A US$11.6 million donation to Botanic Gardens Conservation International will fund a living gene bank in botanic gardens around the world to protect 20,000 endangered plant species. BGCI will also raise public awareness of the value of plants through its 500 member gardens in 111 countries, revitalizing conservation in 16 major gardens in Argentina, Brazil, India, Indonesia and the Middle East, and funding education programs in Canada, China, Japan, the UK and the U.S.

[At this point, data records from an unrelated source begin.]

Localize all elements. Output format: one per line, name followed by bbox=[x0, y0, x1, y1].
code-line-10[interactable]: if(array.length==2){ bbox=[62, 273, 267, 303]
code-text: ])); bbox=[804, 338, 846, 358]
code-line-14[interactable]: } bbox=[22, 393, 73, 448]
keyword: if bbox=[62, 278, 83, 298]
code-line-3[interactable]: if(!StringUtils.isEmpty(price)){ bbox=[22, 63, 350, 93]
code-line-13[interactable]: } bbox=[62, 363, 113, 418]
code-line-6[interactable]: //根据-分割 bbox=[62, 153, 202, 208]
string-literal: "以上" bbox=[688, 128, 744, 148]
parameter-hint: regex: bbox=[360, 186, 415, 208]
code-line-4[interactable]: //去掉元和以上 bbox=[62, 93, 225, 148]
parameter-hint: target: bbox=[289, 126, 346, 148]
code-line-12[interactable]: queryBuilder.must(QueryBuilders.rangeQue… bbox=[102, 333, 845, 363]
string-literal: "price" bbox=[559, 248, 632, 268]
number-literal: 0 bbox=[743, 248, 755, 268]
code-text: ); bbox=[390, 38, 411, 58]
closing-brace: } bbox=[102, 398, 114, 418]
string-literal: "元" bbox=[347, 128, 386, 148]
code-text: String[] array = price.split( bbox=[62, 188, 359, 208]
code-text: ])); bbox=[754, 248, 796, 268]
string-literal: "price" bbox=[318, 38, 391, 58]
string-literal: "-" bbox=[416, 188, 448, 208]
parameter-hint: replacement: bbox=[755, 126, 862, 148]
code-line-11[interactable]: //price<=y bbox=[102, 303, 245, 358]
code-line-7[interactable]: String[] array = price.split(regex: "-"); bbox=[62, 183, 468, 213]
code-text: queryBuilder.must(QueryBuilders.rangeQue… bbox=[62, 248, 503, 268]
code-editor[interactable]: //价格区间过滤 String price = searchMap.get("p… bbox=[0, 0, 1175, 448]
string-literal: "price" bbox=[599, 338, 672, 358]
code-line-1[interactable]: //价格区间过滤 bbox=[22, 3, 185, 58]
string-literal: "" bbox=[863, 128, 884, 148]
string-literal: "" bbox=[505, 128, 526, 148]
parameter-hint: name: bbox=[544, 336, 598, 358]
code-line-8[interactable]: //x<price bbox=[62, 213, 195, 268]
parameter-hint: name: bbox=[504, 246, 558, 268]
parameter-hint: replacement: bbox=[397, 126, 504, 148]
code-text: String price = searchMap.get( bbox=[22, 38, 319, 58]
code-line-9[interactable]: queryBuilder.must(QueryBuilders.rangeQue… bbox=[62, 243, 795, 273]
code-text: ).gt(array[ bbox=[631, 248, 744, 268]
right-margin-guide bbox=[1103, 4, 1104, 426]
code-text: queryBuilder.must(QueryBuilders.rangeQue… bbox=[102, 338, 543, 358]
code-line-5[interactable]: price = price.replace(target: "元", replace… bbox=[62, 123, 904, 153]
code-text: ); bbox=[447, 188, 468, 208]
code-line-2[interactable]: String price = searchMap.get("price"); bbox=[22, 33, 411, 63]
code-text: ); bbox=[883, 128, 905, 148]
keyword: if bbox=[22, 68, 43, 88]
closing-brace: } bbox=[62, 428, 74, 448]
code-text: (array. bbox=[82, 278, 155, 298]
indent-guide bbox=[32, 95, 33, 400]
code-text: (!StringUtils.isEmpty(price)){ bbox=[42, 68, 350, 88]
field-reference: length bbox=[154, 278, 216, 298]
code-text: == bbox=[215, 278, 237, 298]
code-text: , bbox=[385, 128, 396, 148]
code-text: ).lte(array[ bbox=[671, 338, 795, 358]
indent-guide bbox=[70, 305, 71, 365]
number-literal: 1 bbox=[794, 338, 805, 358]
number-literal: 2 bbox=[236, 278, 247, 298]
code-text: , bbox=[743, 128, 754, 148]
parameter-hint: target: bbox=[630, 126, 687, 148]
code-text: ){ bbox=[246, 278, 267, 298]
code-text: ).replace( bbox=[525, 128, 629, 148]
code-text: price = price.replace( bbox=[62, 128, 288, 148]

HSBC is donating US$11.6 million to help preserve plant diversity through botanic gardens. The Herbarium at Kew in the UK contains the world's largest collection of historical plant specimens. (Photo courtesy Royal Botanic Gardens)
"Botanic gardens are like a 'Noah's Ark' for endangered plant life," said Dr. Peter Wyse Jackson, secretary general of BGCI. "Our partnership with HSBC will help fill this ark with 20,000 of the rarest plants, helping reverse the current extinction crisis and protecting the world's greatest renewable natural resource for the future."

The Brooklyn Botanic Garden, a member of BGCI, will coordinate initiatives in the United States.

"This unprecedented project will enable U.S. botanic gardens to partner with our colleagues around the world, to raise international awareness of the value of plants and the threats that they face in a way never before attempted," said Judith Zuk, secretary-treasurer of the board of BGCI (U.S.) and president of the Brooklyn Botanic Garden.

Some 2,000 HSBC staff will work alongside Earthwatch scientists on conservation projects worldwide, yielding the equivalent of 100 man years of research. This will create a network of environmental ambassadors in the Group, who will be given grants for local conservation projects when they return to their communities.

The US$16 million donation to Earthwatch will also help train 200 scientists in developing countries.


The Australian National Botanic Gardens are helping to preserve the blue gum tree, a species vital to the survival of the endangered swift parrot (Photo courtesy Australian National Botanic Gardens)
"This donation provides the people and the funds to help us continue our long term support of environmental field research, whilst providing a unique opportunity for HSBC employees to get directly involved in conservation issues," said Dr. Robert Barrington, chief executive of Earthwatch Europe.

Linda Styker-Luftig, senior vice president for public affairs at HSBC Bank USA, noted that the problems the new partnership will tackle affect people around the globe.

"No matter where in the world we live, we all feel the impact, to one extent or another, of the environmental issues that these conservation projects address," said Styker-Luftig.